Most people in the Richmond suburb of Mechanicsville, particularly the churchgoers, know or know of Doug Grote.

Grote is the recreational minister of Cool Spring Baptist Church, where he administers a popular basketball league involving hundreds of children. During timeouts, Grote reads a Bible verse to his players. Around town, he often sports a bright orange hat that says "University of Kristen" to show affection for his daughter.

But now, the small town of Mechanicsville, population 30,000, knows the popular pastor for something else: leaving 3-year-old Kristen locked inside his sport-utility vehicle, where she died of heatstroke while he worked at the church last week.

Yesterday, Hanover County Commonwealth's Attorney Kirby H. Porter, announced that an investigative grand jury will be empaneled to determine whether Grote, 32, was criminally negligent.

"As a father of four small children, I can only begin to imagine the pain and sense of loss [the Grote family] must be going through," Porter said in a statement. "This process is designed to and will achieve an objective determination of the facts and an appropriate application of the law to those facts."

Grote family members could not be reached yesterday for comment.

Lt. Doug Goodman, a spokesman for the Hanover County Sheriff's Office, said Grote arrived at the church Aug. 3 and left his daughter in her car seat in the rear of his Dodge Durango for a "significant amount" of the day.

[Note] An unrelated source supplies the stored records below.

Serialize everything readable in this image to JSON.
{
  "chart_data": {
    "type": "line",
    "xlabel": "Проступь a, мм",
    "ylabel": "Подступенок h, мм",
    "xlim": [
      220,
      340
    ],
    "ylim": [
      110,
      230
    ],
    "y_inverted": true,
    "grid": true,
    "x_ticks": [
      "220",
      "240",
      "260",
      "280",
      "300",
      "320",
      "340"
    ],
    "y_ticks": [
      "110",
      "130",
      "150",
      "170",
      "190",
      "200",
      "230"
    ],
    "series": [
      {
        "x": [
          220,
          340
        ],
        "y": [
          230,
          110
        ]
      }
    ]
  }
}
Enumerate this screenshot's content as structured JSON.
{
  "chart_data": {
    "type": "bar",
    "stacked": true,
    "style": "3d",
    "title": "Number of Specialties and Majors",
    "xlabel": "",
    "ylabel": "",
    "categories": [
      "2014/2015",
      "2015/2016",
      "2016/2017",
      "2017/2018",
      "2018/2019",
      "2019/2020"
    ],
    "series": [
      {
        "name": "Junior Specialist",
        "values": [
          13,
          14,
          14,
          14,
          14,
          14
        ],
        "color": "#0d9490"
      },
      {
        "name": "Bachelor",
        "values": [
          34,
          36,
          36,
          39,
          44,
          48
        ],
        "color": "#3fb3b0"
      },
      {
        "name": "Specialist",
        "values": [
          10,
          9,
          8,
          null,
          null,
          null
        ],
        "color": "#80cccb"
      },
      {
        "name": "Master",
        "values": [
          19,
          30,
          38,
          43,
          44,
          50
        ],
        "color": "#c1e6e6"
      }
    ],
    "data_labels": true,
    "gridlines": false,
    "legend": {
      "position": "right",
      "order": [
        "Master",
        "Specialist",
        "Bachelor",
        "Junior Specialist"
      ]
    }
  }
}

Paramedics arrived a little after 4:30 p.m., Goodman said, and found church officials administering CPR, but the child was "not responsive, not breathing." The medical examiner ruled her death an accident, Goodman said.

In his statement yesterday, Porter noted that his office and the county's child protective services agency were not notified of the child's death until after the local media reported it. Sheriff V. Stuart Cook responded to Porter's comments in a statement, saying that he found such criticism "disturbing" and that his deputies followed proper procedure.

Cook said his office finished its investigation Friday and recommended that the case be presented to a regular grand jury. He said Porter then advised the sheriff's office to obtain arrest warrants after Kristen's funeral this week. But Porter changed his mind and chose to empanel an investigative grand jury, a decision that surprised the sheriff's office, which learned of the move "moments after [Porter's] press conference" yesterday.

Many people in Mechanicsville sympathize with Grote, said Tommy Thompson, owner of the Mechanicsville Drug Store and known as the unofficial mayor. "It's a terrible mistake that anybody could have made. . . . There's nothing else that anybody could do to make him suffer any worse."

Thompson said so many people attended the memorial service for Kristen at Cool Spring Baptist Church on Saturday that members of other churches came by to help serve as ushers and park cars.

"I think [the case] has rocked the foundation of our community," Goodman said. "It pulls at the heartstrings."

Two years ago in Prince William County, Frances Kelly, 21 months, died after being left strapped to a car seat in a van for seven hours on a hot day. Kevin C. Kelly, the girl's father, was found guilty of involuntary manslaughter and child endangerment and was sentenced to spend one day a year in jail for seven years, volunteer two hours a week and sponsor an annual blood drive in his daughter's name. At the end of June, the Virginia Supreme Court declined to hear Kelly's appeal.